Aelbert Cuyp, Portrait of Cornelis van Someren, 1649
Aelbert Cuyp is famous for his landscapes but he also painted a small number of portraits, of which this is a rare example. For some time, it was believed that the sitter might be Cuyp’s father, Jacob, a portraitist who taught his son to paint. However, it is now believed to depict Cornelis van Someren (1593–1649), a prominent Dordrecht doctor who was 56 years old in 1649, the age and date inscribed on the picture. This suggestion seems to be confirmed by a matching pendant portrait of a woman whose age is given on the picture as 49 years old, the same as that of van Someren’s wife.
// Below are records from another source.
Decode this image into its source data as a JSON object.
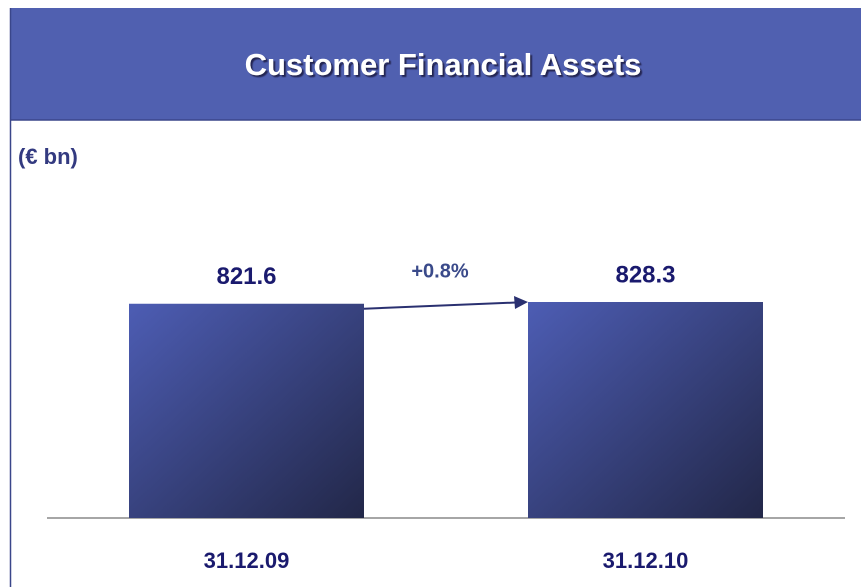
{
  "chart_data": {
    "type": "bar",
    "title": "Customer Financial Assets",
    "subtitle": "(€ bn)",
    "categories": [
      "31.12.09",
      "31.12.10"
    ],
    "values": [
      821.6,
      828.3
    ],
    "annotation": "+0.8%"
  }
}
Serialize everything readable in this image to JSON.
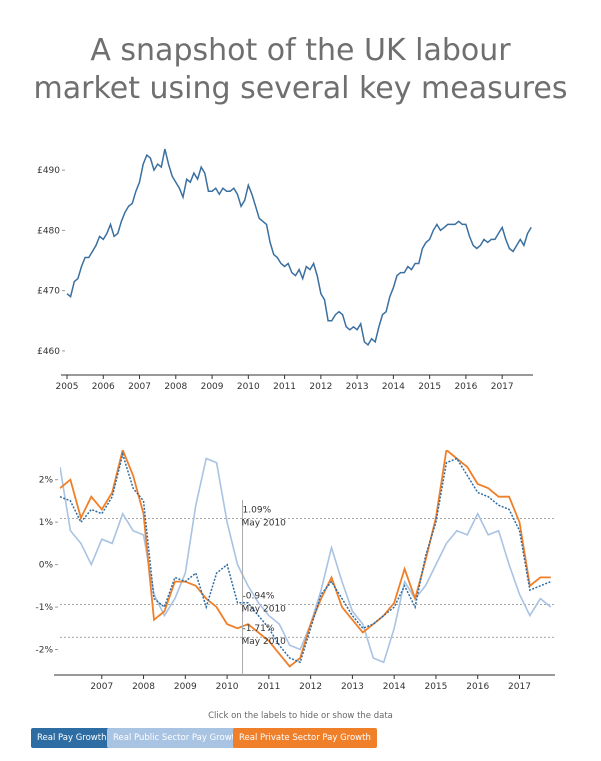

Gonzales Coques, Touch, before 1661
This is one of five paintings intended to hang together, each of which denotes one of the five senses – a common theme for painting in the Low Countries in the 17th century. In each of these paintings Gonzales Coques has used a traditional activity to represent the relevant sense.

Here, Touch is depicted as a man with his sleeve rolled back letting blood from his arm, a procedure which was believed to help cure or prevent some medical conditions. Blood was probably associated with the sense of touch because, like feeling, it permeates the whole body. By contrast, the receptors for the other four senses are located only on the head.

This may also be a real portrait. We don’t know who it is, but as three of the other paintings in the series are artists; he may be one too. It was probably designed as the central image of the five, since the sitter faces forwards; among the others two turn to the left, two to the right.

Thomas Gainsborough, Dr Ralph Schomberg, about 1770
In 1759 Gainsborough moved to the fashionable spa town of Bath, where he established a very successful portrait-painting practice and remained for 15 years. He painted this portrait of Dr Ralph Schomberg, aged about 56, in Bath around 1770.

Gainsborough consulted various doctors during his years in Bath, both for his own medical problems and about the recurring mental instability of his elder daughter, Mary. This portrait may have been painted in place of medical fees.